22 bahreïnis sont actuellement condamnés à mort. Après sept ans de moratoire de fait, les exécutions ont repris il y a un an. Le 15 janvier 2017, Ali Al-Singace, Abbas Al-Samea et Sami Mushaima ont été exécutés après avoir été condamnés à l’issue d’un procès inéquitable, au point que la Rapporteure spéciale des Nations unies sur les exécutions extra-judiciaires a qualifié leur exécution d’extrajudiciaire.

Le 29 janvier 2018, une nouvelle condamnation à mort a été confirmée par la Cour de cassation. Maher Abbas Ahmad avait été condamné par la cour d’appel civile le 11 mai 2017 sur le fondement d’aveux signés sous la torture. Si le roi ratifie sa condamnation, il pourra être exécuté à tout moment.

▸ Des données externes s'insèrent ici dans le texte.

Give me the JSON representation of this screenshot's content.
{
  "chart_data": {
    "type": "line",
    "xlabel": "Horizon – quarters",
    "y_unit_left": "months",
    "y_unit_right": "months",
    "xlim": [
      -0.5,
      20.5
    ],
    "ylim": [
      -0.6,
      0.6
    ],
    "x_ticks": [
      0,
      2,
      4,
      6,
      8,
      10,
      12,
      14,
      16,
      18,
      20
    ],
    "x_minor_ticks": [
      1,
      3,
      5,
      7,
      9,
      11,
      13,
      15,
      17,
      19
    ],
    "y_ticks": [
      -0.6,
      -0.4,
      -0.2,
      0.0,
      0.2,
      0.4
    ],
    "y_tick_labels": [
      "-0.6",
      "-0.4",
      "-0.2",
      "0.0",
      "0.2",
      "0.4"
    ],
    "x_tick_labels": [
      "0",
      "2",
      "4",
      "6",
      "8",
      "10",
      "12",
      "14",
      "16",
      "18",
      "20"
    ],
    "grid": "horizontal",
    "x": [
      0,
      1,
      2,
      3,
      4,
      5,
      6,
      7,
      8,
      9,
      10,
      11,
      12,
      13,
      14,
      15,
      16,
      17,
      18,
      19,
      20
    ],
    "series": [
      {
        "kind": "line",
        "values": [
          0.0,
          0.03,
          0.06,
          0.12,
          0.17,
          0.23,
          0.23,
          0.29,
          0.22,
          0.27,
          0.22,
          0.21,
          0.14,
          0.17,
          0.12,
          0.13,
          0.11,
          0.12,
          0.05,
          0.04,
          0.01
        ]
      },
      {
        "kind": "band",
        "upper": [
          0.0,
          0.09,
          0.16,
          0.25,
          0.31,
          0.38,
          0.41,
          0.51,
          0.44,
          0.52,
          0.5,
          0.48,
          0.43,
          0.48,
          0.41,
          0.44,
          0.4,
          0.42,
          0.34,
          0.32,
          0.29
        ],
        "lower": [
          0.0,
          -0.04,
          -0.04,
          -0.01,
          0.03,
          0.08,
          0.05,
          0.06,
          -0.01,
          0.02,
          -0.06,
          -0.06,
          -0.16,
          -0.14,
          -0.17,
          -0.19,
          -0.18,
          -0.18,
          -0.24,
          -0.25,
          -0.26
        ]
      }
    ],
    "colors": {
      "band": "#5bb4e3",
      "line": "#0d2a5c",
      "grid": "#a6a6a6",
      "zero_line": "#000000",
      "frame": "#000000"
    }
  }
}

La normalisation du recours à la justice militaire

En 2011, année du début du soulèvement populaire au Bahreïn, plusieurs défenseurs des droits de l’homme et opposants politiques ont été condamnés par la Cour de sûreté nationale, une juridiction d’exception fondée sur l’état d’urgence décrété par le souverain le 15 mars 2011. Trois mois plus tard, sous la pression internationale, ce dernier a ordonné la création d’une commission d’enquête indépendante bahreïnie (Bahrain Independent Commission for Investigation, BICI), chargée d’enquêter sur les évènements – à savoir la violente répression – qui se sont produits au Bahreïn en février et mars 2011. Dans son rapport publié en novembre 2011, la BICI a vivement critiqué les procès inéquitables tenus devant la Cour de sûreté nationale, demandant à ce que les affaires soient rejugées par un tribunal civil. Les autorités avaient à l’époque accepté que les accusés soient ainsi rejugés.

En contradiction avec les recommandations de la BICI et en violation des engagements internationaux du Bahreïn en matière de droit à un procès équitable, le 3 avril 2017, le monarque a amendé la constitution afin de prévoir la compétence des tribunaux militaires pour juger des civils. Les 13 condamnés concernés par cet appel urgent en sont les premières victimes.